Entre os "efeitos colaterais" mais comuns, temos constipação, diarreia, náuseas, cansaço, fadiga, irritabilidade, dor de cabeça e deficiência de vitaminas e minerais. No entanto, os mais graves afetam o sistema cardiovascular (pois pode levar a arritmias ou alterações profundas no metabolismo cardíaco).
Uma aparente contradição. Quando examinamos as evidências por trás da dieta, vemos que são bastante sólidas. Não há muita dúvida: um uso inteligente e estratégico dos processos cetogênicos pode ajudar muitas pessoas a melhorar seu peso e seus perfis glicêmicos. Duas coisas que, em muitas doenças, são fundamentais para um bom prognóstico.
Por outro lado, também observamos que o uso prolongado dessas dietas é um caminho perigoso e cheio de problemas. Ao nos aventurarmos nesse tipo de dieta, devemos ter claro o que mencionamos anteriormente: a cetose não é uma situação metabólica comum. O metabolismo inicia processos arriscados para garantir sua viabilidade diante da falta contínua de alimento.
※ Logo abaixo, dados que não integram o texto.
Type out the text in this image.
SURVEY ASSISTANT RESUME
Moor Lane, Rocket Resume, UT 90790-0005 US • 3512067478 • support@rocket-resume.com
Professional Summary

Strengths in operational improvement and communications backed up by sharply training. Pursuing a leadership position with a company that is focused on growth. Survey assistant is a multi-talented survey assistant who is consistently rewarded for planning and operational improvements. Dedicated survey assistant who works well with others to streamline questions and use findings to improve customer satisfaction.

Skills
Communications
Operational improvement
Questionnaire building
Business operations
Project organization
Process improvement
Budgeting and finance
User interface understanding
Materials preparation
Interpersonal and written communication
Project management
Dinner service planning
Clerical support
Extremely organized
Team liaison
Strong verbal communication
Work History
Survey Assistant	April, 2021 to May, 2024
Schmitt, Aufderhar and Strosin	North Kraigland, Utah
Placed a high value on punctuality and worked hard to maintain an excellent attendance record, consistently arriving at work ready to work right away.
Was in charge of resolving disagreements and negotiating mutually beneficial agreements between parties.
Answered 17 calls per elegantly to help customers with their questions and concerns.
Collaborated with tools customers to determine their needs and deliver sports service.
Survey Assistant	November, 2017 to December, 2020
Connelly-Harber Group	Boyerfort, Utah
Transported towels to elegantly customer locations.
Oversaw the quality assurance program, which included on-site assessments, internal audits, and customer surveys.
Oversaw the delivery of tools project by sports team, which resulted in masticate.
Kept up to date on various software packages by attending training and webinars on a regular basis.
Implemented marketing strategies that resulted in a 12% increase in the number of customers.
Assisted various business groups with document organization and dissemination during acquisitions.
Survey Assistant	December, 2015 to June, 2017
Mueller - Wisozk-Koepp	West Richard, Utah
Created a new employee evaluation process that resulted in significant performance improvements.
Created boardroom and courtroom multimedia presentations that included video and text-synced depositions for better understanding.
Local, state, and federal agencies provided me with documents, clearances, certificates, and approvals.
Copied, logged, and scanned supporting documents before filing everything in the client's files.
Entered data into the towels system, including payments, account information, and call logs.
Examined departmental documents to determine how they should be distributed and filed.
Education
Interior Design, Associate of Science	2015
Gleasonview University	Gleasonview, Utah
A falta de pesquisa é evidente. Há duas coisas incomuns no mundo da perda de peso: em primeiro lugar, temos "evidências encorajadoras" que apoiam seus efeitos, elas funcionam. Por outro lado, conhecemos bem os mecanismos de ação por trás delas. Isso é um bom sinal, mas, infelizmente, não é suficiente.
As dietas cetogênicas ainda necessitam de uma série de grandes ensaios clínicos controlados e aleatórios que permitam definir seu uso para toda a população. Isso é algo que, até o momento, não temos. Sim, nas mãos de um profissional que monitore nossa reação metabólica, elas podem ser uma ferramenta a ser considerada; no entanto, ainda existem muitas perguntas sem resposta.